The systems work together to create optimized the user experience, but I know not all users will want to use the app in exactly the same way. I wanted to ensure that each system provided value to the user on its own, so I fleshed out the sitemap into a full IA. (below)
After users create a meal plan, their ingredients should be compiled into a shopping list. Here's an early user flow showing this process.
UI - Style Guide
UI - Atomic Design
I used InVision to create a clickable prototype, which allowed me to put the app in the hands of potential users. I asked users to complete tasks simulating a real-world scenario, and I found that most users chose the correct routes on their first attempt. This showed me that the information architecture and visual communication of the UI were strong, but I noticed a few discrete places where users needed help. I decided to add some informative copy to empty states on a few key screens, and further testing showed that this helped users understand language used throughout the app.
The result of this design process is Fresh Plan, a robust meal planning tool that allows users to quickly plan meals as they shop in the grocery store.
The clean user interface, subtle nonverbal communication, and intentional information reduce cognitive overload, enabling users to make quick decisions as they plan in real time.
The easily navigable information architecture establishes flexibility, giving users the power to accomplish a variety of goals.
The interconnected systems create a user flow that improves over time with minimal upkeep, saving time and supporting users in their goal of doing anything other than meal planning.
1) Build a usable prototype to test real-world user behaviors in the intended environment.
The clickable prototype is great for testing some aspects of the product, but it is limited in its ability to show actual user behavior. All users stated that the Pantry system sounded very helpful, but the core idea of this system is that its usefulness increases over time through consistent use of the app. It's difficult to assess the value of this feature without tracking user behavior over the course of multiple trips to the store. A functional MVP prototype would allow you to track how users actually use this function over time.
What I Learned
This was my Capstone project for the Springboard UX bootcamp, and the ultimate goal was for me to learn and practice the design process. It would be impossible to enumerate the things I learned throughout this process, but here are a few of my key takeaways.
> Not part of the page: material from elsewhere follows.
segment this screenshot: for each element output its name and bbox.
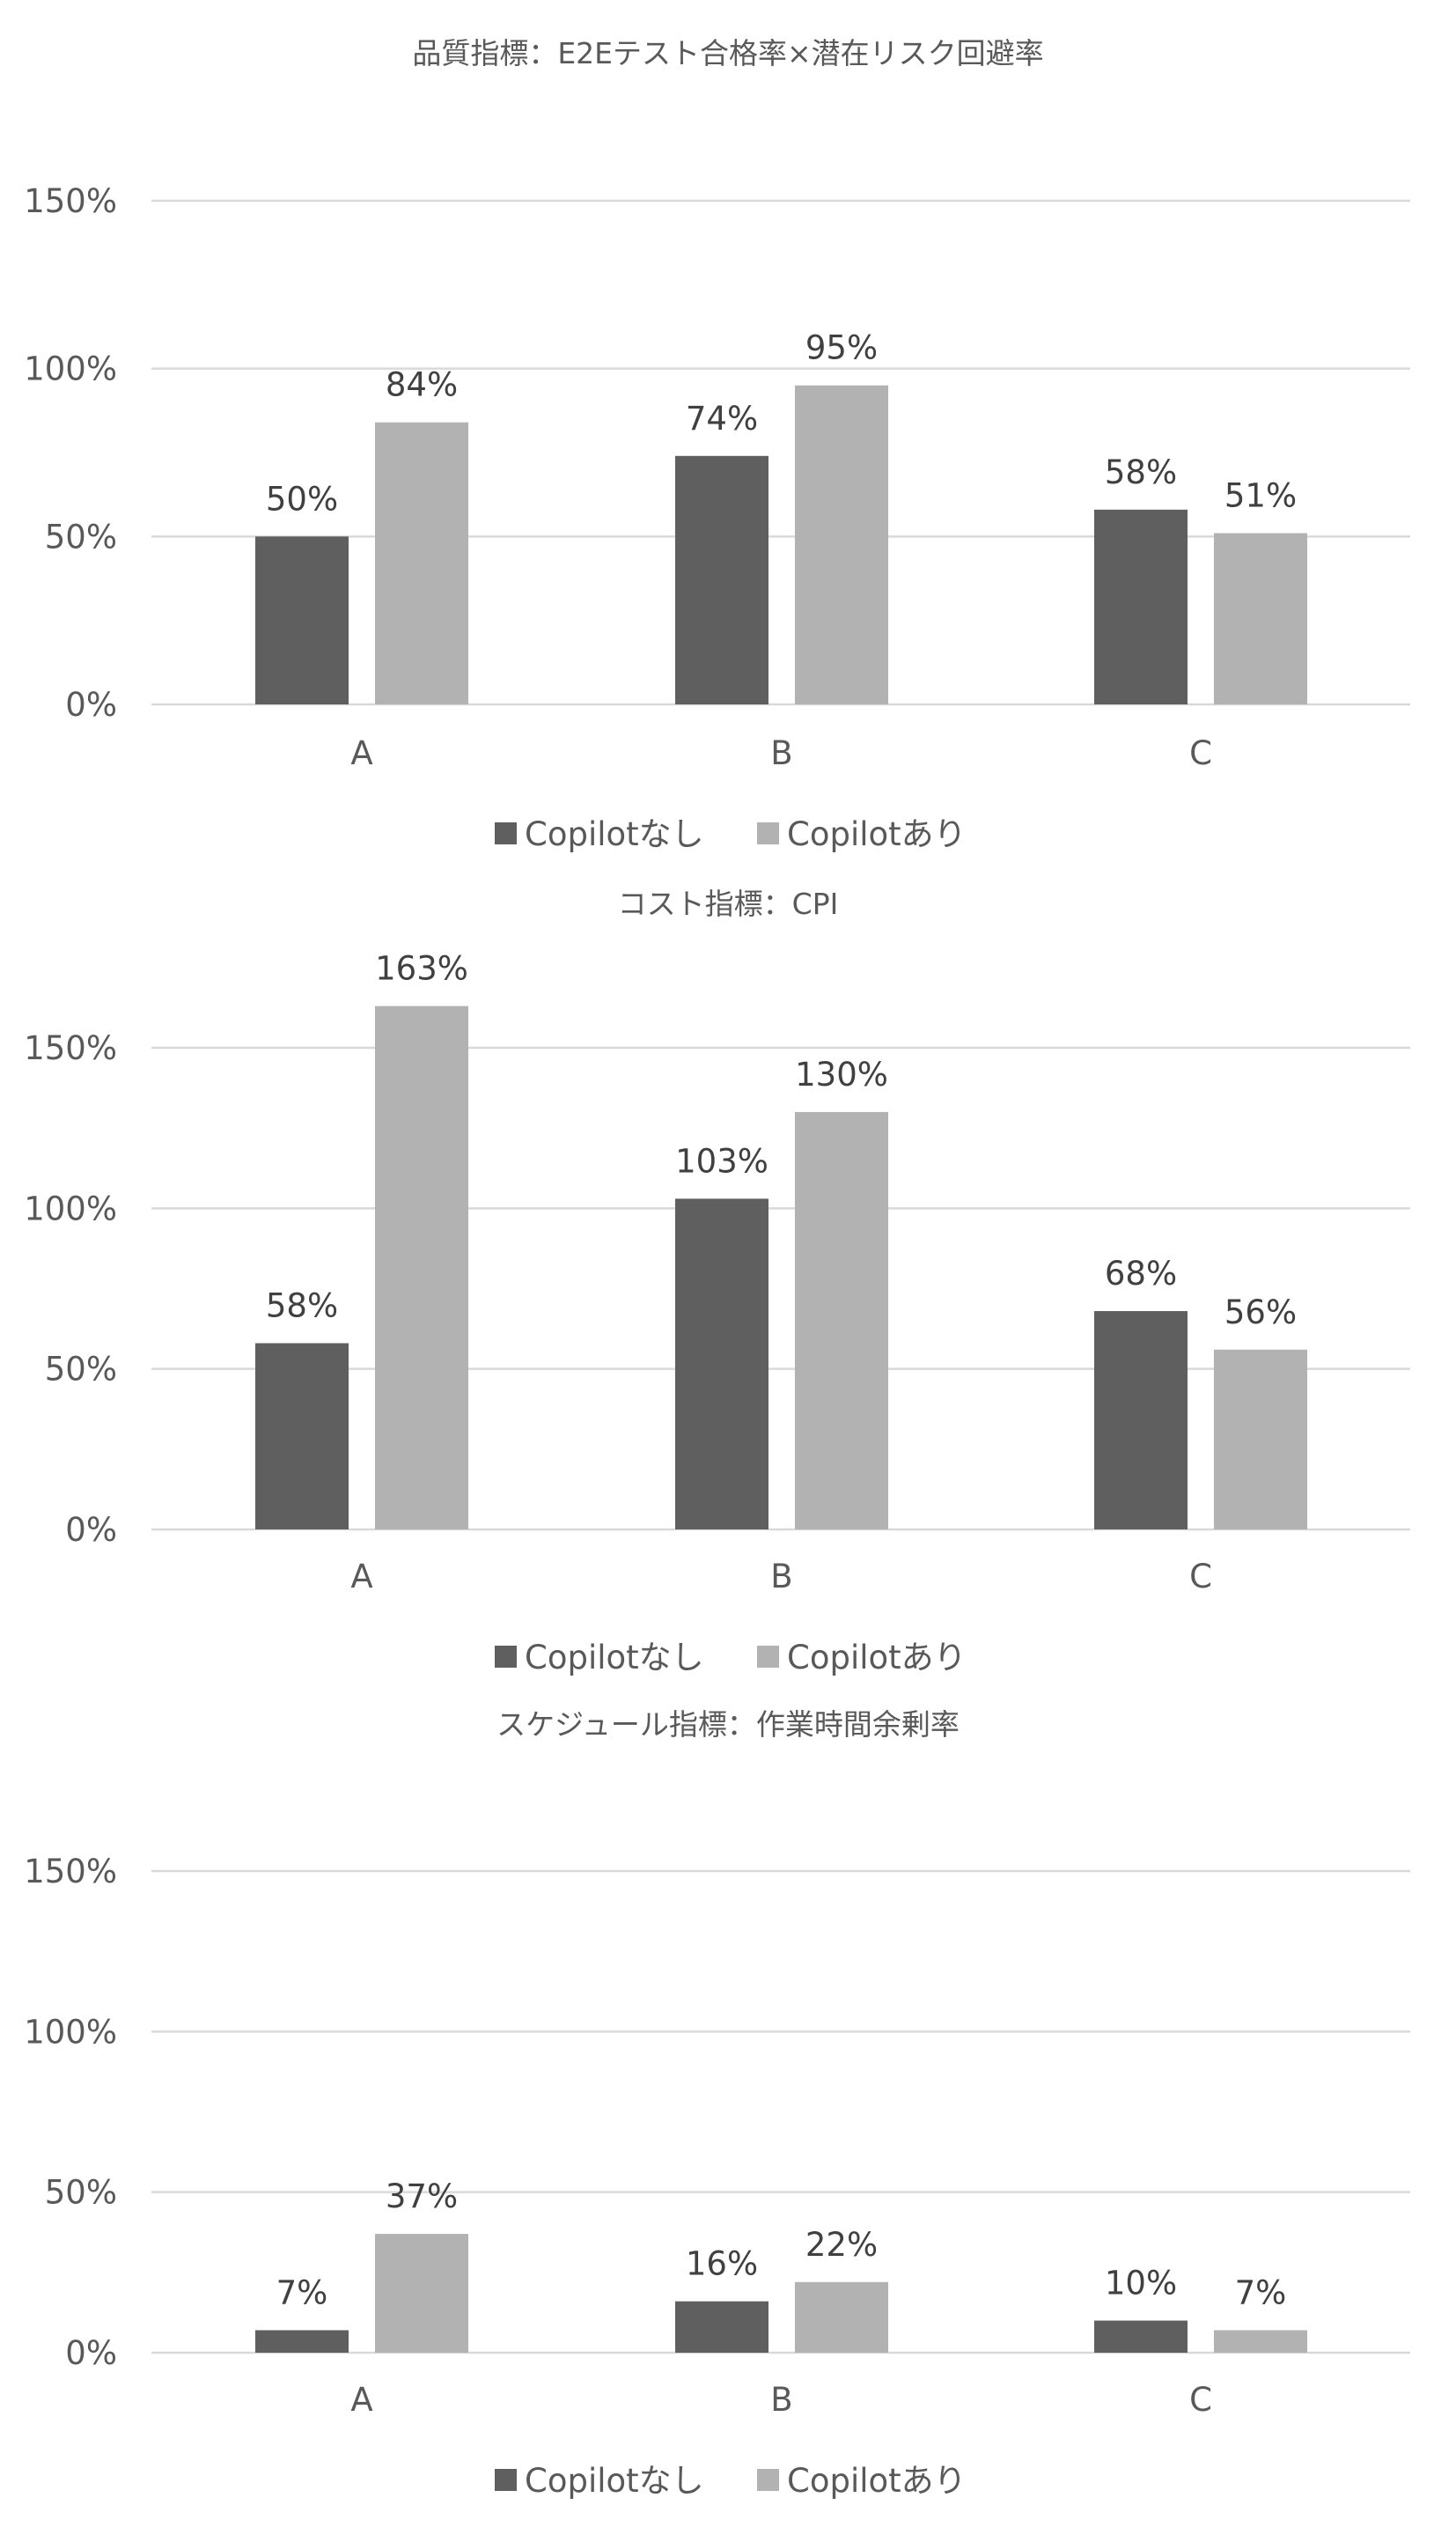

Validate your ideas regularly, especially if you’re working solo.
If you can’t communicate your ideas, they aren’t fully formed. When you’re working on a project by yourself, it’s easy to have big ideas based on assumptions rather than data. Regular feedback from potential users and UX practitioners was invaluable in validating which ideas were working and which ones were not.
2. Learning programs are linear, but design is cyclical.
The deliverables for this project were aligned with specific learning targets, each one building on the one before it. Working on this product helped to deepen my knowledge of each step of the process, but it was obviously disconnected from the way these practices are implemented in the real world. I found it beneficial to work forwards and backwards in cycles. By looking a few steps ahead, I got a better picture of what I was working toward, and going in-depth on later projects made me recognize the value and make improvements on prior work.